One of Phnom Penh’s tallest office complexes, the Hyundai Phnom Penh Tower on Monivong Boulevard, is the venue for a unique charity event that takes the shape of a vertical marathon over 26 levels at 4:00 pm on January 29.
Sreng Meng Srun/Phnom Penh Post
Alex Hales, the force behind The Phnom Penh Tower Fun Run, speaks to the Post yesterday.
The Phnom Penh Tower Charity Fun Run being organised as a component of Hyundai’s corporate social responsibility has been designed to raise awareness and funds for the non profit Child Helpline Cambodia registered 18 months ago.
The head of marketing and leasing at the Hyundai Tower, Alex Hales, the force behind this novelty run, told the Post yesterday that as many as 60 staircase marathon enthusiasts with charity at heart had already confirmed participation and that he expected the number to reach around 200 on the day of the event.
“It gives a positive spin to the building but more importantly it highlights in a unique fashion a social cause that ensures toll free service country-wide to deal with child abuse and exploitation,” he said.

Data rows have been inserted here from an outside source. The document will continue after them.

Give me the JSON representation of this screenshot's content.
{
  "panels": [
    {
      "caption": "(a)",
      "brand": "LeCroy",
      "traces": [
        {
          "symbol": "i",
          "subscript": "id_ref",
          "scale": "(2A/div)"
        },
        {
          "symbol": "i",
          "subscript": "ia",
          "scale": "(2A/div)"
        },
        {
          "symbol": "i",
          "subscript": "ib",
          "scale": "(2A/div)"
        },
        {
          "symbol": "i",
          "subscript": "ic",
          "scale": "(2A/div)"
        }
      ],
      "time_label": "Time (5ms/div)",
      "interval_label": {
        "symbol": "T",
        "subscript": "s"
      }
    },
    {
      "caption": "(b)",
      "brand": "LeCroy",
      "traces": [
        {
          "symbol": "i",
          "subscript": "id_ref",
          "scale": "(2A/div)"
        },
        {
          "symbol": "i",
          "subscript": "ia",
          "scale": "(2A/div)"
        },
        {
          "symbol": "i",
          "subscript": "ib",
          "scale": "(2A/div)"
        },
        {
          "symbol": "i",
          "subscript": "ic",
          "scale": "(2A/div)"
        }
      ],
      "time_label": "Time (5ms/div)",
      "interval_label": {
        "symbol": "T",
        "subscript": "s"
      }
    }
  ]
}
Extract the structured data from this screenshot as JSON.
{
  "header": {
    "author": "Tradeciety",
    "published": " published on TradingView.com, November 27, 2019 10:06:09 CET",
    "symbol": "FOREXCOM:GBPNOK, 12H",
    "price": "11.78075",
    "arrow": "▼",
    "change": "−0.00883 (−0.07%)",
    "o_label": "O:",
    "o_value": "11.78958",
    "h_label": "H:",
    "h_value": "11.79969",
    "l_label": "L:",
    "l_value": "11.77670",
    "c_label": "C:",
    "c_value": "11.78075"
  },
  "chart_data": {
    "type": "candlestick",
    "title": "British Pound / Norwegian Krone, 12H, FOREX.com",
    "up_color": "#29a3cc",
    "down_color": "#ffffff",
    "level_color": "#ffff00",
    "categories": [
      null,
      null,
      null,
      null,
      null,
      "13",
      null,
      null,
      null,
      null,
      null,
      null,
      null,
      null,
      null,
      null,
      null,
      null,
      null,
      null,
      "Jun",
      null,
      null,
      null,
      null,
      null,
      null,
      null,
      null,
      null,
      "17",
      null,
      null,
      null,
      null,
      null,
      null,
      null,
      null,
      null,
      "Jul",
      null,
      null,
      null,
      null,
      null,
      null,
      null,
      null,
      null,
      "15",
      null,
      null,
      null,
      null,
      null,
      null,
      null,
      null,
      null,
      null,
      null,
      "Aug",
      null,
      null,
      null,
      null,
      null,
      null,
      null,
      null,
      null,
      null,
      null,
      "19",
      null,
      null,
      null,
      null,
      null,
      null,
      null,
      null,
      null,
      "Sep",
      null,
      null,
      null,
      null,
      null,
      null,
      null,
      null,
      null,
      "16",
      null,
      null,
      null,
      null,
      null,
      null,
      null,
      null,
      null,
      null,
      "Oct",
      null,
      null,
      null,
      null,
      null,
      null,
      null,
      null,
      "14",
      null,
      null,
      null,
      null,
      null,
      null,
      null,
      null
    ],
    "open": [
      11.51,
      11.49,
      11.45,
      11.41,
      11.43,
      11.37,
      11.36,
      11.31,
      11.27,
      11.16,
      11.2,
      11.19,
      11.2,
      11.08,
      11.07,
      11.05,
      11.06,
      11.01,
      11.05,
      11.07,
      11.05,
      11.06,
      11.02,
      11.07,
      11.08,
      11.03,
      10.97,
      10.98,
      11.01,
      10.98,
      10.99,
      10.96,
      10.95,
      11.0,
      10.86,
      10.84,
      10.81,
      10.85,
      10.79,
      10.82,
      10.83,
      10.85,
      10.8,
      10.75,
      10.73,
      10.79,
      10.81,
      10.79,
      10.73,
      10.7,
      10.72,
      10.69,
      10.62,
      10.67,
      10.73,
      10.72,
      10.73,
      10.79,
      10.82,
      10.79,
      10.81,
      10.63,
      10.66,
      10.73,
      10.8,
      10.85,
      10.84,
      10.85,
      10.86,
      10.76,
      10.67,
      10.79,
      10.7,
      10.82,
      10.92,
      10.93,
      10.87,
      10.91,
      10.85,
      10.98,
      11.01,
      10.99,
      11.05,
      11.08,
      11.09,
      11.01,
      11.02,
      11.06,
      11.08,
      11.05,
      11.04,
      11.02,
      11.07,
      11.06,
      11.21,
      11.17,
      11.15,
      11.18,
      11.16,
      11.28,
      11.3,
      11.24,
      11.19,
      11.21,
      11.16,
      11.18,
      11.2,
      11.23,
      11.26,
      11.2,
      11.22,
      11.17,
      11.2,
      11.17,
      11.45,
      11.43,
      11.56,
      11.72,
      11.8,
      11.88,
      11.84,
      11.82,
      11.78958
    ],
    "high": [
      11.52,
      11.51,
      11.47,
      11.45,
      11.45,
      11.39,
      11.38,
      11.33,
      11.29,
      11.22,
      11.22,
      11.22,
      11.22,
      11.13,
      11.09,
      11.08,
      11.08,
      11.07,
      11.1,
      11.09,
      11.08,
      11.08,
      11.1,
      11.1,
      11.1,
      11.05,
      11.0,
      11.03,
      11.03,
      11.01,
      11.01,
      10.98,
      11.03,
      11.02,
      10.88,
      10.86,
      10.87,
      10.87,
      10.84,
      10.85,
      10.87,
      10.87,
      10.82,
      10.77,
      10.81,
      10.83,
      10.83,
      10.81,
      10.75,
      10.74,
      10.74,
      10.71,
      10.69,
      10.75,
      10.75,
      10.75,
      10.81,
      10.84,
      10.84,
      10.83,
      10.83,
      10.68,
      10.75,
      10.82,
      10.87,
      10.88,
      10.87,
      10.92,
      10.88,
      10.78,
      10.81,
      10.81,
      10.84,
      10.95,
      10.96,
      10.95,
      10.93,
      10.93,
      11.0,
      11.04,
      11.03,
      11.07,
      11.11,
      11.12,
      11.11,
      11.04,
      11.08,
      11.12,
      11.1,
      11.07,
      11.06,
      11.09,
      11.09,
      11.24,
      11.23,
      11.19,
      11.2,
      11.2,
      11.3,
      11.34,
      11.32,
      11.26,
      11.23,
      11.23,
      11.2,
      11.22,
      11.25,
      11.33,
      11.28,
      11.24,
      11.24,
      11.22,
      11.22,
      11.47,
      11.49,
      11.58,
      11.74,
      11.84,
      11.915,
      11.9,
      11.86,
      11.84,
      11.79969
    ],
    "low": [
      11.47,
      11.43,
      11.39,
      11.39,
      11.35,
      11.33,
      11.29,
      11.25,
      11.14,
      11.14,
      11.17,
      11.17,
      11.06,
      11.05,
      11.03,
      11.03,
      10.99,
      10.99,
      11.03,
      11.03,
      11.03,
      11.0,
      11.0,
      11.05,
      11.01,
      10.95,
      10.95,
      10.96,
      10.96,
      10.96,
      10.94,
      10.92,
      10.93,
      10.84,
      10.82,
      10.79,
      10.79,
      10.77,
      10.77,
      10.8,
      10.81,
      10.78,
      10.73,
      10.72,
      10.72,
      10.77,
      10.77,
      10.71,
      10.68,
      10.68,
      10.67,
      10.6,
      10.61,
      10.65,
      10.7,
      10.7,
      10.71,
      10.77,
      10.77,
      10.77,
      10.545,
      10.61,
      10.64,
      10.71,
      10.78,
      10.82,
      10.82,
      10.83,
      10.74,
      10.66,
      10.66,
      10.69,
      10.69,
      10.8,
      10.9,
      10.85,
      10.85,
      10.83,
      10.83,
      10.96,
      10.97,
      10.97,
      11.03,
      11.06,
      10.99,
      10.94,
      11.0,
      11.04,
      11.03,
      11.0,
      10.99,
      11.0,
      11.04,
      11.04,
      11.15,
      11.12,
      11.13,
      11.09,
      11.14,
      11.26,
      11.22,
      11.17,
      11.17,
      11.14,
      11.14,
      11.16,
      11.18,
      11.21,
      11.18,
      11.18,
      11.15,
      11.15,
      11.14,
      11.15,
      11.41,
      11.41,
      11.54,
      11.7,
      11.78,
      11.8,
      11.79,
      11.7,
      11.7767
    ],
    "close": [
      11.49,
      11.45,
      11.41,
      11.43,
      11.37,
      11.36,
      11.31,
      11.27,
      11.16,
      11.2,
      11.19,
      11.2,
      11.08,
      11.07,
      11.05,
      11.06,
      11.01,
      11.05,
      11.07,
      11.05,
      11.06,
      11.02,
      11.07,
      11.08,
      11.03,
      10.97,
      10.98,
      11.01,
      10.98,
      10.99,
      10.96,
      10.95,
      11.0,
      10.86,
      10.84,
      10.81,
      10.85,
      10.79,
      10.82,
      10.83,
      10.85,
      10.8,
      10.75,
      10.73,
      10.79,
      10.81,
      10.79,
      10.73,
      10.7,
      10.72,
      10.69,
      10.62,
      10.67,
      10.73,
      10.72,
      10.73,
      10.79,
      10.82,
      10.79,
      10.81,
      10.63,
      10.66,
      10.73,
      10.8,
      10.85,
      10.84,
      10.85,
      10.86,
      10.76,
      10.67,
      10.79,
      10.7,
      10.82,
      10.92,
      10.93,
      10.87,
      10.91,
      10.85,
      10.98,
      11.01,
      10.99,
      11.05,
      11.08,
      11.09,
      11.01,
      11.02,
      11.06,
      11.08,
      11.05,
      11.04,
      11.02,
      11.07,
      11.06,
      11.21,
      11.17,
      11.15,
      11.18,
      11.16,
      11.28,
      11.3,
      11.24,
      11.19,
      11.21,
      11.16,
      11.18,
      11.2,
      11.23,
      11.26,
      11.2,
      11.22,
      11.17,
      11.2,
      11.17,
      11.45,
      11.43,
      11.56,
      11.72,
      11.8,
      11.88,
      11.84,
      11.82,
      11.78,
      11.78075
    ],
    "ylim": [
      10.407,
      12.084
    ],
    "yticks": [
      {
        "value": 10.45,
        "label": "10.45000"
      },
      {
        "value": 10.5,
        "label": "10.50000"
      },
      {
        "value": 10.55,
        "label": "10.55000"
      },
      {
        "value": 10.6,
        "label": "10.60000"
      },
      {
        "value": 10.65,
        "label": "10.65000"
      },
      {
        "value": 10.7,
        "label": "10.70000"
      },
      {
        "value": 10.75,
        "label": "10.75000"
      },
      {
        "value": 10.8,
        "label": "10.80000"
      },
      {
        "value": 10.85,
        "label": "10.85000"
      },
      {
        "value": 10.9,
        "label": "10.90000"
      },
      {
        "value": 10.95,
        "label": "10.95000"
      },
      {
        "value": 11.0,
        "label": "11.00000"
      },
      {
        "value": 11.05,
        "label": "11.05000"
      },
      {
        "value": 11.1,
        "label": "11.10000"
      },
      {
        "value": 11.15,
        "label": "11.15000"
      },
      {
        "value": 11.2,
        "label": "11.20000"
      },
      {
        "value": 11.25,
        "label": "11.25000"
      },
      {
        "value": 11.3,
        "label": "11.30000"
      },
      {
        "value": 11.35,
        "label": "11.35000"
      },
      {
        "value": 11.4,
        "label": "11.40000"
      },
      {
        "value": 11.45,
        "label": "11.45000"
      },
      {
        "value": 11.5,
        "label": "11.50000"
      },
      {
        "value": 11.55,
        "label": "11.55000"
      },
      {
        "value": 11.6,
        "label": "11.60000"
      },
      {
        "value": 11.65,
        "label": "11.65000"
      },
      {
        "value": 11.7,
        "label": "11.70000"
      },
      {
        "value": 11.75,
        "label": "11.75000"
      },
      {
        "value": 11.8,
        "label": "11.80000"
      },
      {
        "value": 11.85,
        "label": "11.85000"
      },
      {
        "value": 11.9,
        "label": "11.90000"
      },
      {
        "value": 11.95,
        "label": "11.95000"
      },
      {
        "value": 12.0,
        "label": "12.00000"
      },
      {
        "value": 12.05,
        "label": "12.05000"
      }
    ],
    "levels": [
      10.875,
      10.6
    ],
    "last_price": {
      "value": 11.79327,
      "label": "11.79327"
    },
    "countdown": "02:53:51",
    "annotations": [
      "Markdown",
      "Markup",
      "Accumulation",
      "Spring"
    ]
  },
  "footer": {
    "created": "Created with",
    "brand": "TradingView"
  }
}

“In a way, the inspiration to raise money for Chiid Helpline came to me from the work a similar organisation Childline had been doing back home in England,” he pointed out.
The Phnom Penh Tower run may fall well short of the required 70 odd levels for a proper Vertical Marathon but being the first of its kind the shorter version could still be a thrilling experience for the participants.
The route is a challanging mix of sub level runs and stair case climbs.
After running four levels of parking space, comes 22 flights, 374 steps in all, right up to the top most floor.
The contestants will be flagged off in groups of five on a time trial basis to ensure safety and avoid jostling.
While medical help will be at hand, volunteers and Marshals will monitor the runs at each level. Every entrant gets a free souvenir T shirt and special prizes are on offer for the Fastest Man and Fastest Woman.
The reward for the one raising the highest donations will be a Phnom Penh-Bangkok return ticket for two, courtesy Air France.
“I hope this run will be an annual feature and that it gets bigger and better,” Alex Hales said.
A child at risk or an adult concerned about a child can use a toll free number 1280. The helpline has been in operation for well over a year. it is manned by qualified and experienced Cambodian staff who are specially trained and answer over 3000 calls per month.